Das Burgenland steht mit dem Übergang der Ziel-1-Förderung in das „Phasing Out“, vor der Herausforderung, die erreichten Strukturverbesserungen fortzuführen und in nachhaltige Wirtschaftskraft zu übersetzen. Die Erweiterung und fortschreitende Integration der osteuropäischen Staaten innerhalb der EU wird dafür viele Chancen bieten, das Burgenland kann aber auch aus eigenem Potenzial schöpfen, seien es einerseits die Reize der Landschaft, die einzigartige Natur, die Thermen, der Wein, die enorme Musiktradition, andererseits Technologie- und Ausbildungszentren, um innovative Geschäftsideen zu entwickeln – und ich bin mir sicher, dass die RLB Burgenland dabei auch zukünftig ein verlässlicher Partner der Unternehmen sein wird. 

 

Meine sehr geehrten Damen und Herren,

 

lassen Sie mich heute mit einer Begebenheit schließen, die vom achtzigsten Geburtstag eines anderen Jubilars überliefert ist.
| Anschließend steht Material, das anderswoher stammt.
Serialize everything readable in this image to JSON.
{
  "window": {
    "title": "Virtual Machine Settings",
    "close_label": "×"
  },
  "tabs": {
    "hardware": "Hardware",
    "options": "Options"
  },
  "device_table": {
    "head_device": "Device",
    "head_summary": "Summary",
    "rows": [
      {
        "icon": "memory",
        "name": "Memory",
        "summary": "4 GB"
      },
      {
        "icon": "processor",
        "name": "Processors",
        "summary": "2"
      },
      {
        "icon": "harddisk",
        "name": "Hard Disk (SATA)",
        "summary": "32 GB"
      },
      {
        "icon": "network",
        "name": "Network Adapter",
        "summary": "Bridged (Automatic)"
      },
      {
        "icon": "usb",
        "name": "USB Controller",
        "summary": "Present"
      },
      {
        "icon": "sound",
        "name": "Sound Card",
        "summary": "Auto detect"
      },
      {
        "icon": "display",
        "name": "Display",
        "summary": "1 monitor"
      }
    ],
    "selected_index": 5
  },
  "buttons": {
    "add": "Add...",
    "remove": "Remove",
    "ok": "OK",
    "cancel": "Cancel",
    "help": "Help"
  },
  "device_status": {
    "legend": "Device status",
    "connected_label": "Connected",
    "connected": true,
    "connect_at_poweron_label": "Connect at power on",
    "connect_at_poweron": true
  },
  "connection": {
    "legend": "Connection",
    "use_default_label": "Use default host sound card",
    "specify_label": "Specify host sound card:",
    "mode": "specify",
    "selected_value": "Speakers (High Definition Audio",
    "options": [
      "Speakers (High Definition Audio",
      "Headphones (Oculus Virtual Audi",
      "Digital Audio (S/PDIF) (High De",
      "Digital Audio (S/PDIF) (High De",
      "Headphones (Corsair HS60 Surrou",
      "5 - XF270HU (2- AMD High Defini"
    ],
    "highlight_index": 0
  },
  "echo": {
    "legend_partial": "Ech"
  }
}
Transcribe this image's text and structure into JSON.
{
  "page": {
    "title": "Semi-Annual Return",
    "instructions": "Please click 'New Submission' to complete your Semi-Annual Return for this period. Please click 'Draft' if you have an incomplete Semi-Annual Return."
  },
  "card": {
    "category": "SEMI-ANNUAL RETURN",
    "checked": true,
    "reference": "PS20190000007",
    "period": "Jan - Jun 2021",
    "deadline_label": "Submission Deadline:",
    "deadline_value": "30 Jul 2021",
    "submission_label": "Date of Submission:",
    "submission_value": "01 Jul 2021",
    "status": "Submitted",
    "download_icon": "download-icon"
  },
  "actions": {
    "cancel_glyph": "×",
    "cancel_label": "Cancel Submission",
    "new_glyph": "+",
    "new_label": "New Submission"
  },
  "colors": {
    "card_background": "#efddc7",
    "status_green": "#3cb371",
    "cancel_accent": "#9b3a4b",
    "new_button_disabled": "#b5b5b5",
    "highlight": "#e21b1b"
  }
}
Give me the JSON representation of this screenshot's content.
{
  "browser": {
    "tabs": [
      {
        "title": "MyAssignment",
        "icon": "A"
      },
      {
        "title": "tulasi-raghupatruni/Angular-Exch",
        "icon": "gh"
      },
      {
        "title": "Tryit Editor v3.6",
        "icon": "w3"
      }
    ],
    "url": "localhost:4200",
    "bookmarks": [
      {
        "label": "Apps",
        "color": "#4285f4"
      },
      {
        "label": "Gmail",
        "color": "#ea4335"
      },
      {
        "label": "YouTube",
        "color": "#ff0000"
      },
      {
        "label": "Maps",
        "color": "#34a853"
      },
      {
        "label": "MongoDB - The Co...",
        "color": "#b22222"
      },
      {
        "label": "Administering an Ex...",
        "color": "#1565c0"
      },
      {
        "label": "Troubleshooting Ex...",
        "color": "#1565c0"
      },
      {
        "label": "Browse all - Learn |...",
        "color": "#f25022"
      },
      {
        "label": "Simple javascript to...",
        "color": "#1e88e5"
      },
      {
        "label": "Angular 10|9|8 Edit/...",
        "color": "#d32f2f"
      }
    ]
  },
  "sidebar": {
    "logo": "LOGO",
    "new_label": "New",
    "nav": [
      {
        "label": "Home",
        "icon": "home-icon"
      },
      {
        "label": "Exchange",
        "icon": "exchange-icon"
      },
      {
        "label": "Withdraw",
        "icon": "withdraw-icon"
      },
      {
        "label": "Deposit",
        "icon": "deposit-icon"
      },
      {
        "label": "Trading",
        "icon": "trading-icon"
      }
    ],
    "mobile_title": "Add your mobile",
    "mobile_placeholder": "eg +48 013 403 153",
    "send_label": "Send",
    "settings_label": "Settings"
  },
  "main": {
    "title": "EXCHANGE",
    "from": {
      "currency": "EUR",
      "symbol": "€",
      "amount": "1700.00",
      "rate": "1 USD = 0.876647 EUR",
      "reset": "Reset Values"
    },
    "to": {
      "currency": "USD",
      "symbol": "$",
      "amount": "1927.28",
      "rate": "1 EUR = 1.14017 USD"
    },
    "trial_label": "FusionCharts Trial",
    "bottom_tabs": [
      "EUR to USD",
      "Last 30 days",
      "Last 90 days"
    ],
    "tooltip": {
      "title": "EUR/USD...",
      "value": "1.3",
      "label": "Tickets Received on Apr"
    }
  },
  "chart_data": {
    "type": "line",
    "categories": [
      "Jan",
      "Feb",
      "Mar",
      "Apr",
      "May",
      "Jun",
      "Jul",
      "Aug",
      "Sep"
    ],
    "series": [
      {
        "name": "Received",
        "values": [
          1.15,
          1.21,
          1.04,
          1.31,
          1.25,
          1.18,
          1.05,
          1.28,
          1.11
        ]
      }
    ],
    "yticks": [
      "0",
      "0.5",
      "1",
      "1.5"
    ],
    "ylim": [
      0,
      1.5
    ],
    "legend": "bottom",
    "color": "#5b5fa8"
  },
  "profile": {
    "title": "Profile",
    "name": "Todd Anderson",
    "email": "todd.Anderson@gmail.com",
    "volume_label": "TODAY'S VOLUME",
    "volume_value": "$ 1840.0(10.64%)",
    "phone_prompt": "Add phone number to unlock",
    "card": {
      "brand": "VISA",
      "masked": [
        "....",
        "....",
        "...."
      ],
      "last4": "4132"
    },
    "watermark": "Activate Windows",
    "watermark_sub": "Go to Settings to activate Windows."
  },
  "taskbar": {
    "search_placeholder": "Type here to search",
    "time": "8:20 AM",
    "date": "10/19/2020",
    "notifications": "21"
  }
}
Als Winston Churchill aus Anlass seines Ehrentags fotografiert wurde, meinte der Fotograf danach höflich, er hoffe ihn auch an seinem hundertsten Geburtstag fotografieren zu können. Worauf Churchill ihn ansah und erwiderte: „Warum nicht, junger Mann? Sie sehen mir eigentlich ganz gesund aus!“

 

Die Einstellung, jung zu bleiben, um alt zu werden, die Bereitschaft, sich zu verändern um Kontinuität zu schaffen und die Überzeugung dass Nachhaltigkeit und Profit keinen Widerspruch darstellen, waren und sind das Erfolgsrezept der Raiffeisenidee im Burgenland in den vergangenen achtzig Jahren. Ich wünsche der Raiffeisenlandesbank Burgenland, ihren Entscheidungsträgern, Mitgliedern und Mitarbeitern und Mitarbeiterinnen weiterhin viel Erfolg, die Kraft um anstehende Herausforderungen zu meistern und den Weitblick, um auch von den künftigen Chancen bestmöglich zu profitieren, im Interesse des Burgenlandes, seiner Wirtschaft und seiner Bevölkerung.